The issue comes to a close with some good-old fashioned Sith treachery and betrayal. Asked about anything else Vader should inform the Emperor of, Vader willingly withholds information regarding Kenobi’s survival and death and a close encounter with the boy strong enough in the Force to destroy the Death Star and wield a familiar lightsaber. Back to the present time on Tatooine, Vader has held a second, secret meeting with Boba Fett and his Wookiee compatriot, Krrsantan, turning the recurring bounty hunter into more of a foil for Han Solo. It is at this point that Vader has officially begun the path that leads to his revelation on Cloud City: “No, I am your father.” How Boba Fett performs in his duty will soon be seen. In a final splash page, Darth Vader hearkens back to the loss of his mother, by once more slaughtering the Tusken Raiders. Not just the men, but the women and children too.
This opening issue of Darth Vader was full of excitement and, more importantly, real consequences for his failures that we never got to see on screen. Having Darth Vader start from the bottom in this series will go a long way to show him rise back to the top and regain his master’s favour that we see in Episodes Five and Six. Gillen’s writing of Darth Vader is perfect, you can hear James Earl Jones’ deep, foreboding voice within your head, amongst the breathing of his apparatus, while his mechanical look is perfectly captured by Larocca and colourist Edgar Delgado, whose Spider-Man work with Humberto Ramos has made me a fan, chooses a fine colour palate for the darker side of the Star Wars world, even making Vader’s helmet shine perfectly on sandy Tatooine.

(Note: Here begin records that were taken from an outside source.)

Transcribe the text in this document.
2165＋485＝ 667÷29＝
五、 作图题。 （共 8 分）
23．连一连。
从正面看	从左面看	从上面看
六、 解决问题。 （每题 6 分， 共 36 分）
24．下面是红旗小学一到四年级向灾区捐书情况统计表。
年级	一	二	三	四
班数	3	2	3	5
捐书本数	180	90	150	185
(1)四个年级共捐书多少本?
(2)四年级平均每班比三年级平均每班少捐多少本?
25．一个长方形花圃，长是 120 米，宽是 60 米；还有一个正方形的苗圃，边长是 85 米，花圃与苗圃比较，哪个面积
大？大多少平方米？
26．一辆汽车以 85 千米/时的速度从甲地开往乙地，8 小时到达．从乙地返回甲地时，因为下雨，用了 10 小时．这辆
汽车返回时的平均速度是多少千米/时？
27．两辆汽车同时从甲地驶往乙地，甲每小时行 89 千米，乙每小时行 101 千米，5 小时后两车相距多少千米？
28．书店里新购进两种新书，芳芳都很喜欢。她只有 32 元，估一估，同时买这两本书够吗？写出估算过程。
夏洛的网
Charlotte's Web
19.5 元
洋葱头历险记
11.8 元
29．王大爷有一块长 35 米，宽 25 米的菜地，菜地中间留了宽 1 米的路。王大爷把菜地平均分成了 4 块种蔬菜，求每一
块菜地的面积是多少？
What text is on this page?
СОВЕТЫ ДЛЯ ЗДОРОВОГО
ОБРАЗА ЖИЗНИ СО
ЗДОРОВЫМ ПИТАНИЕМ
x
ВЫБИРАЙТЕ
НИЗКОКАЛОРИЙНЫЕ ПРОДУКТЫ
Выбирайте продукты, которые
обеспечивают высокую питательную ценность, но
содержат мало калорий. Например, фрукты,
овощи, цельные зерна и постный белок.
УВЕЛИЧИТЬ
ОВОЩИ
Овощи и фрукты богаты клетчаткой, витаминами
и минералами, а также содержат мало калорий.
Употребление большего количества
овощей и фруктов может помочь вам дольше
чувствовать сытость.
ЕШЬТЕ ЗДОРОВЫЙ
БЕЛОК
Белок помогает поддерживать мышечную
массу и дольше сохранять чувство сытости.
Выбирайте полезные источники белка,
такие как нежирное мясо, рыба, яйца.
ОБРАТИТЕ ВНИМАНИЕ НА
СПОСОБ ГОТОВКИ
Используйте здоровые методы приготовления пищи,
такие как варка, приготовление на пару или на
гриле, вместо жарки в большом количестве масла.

Everything about this issue feels like a Star Wars book, and the chance to focus on our favourite Dark Lord himself is a treat no fan should pass up. Even the strong ties this book has with the ongoing Star Wars series shows how strongly committed Marvel Comics is to deliver the very best of stories it can tell in that galaxy far, far away and keep a tight continuity that fits in with the films and other expanded universe media. The first step has been taken, and I look forward to where this journey takes us.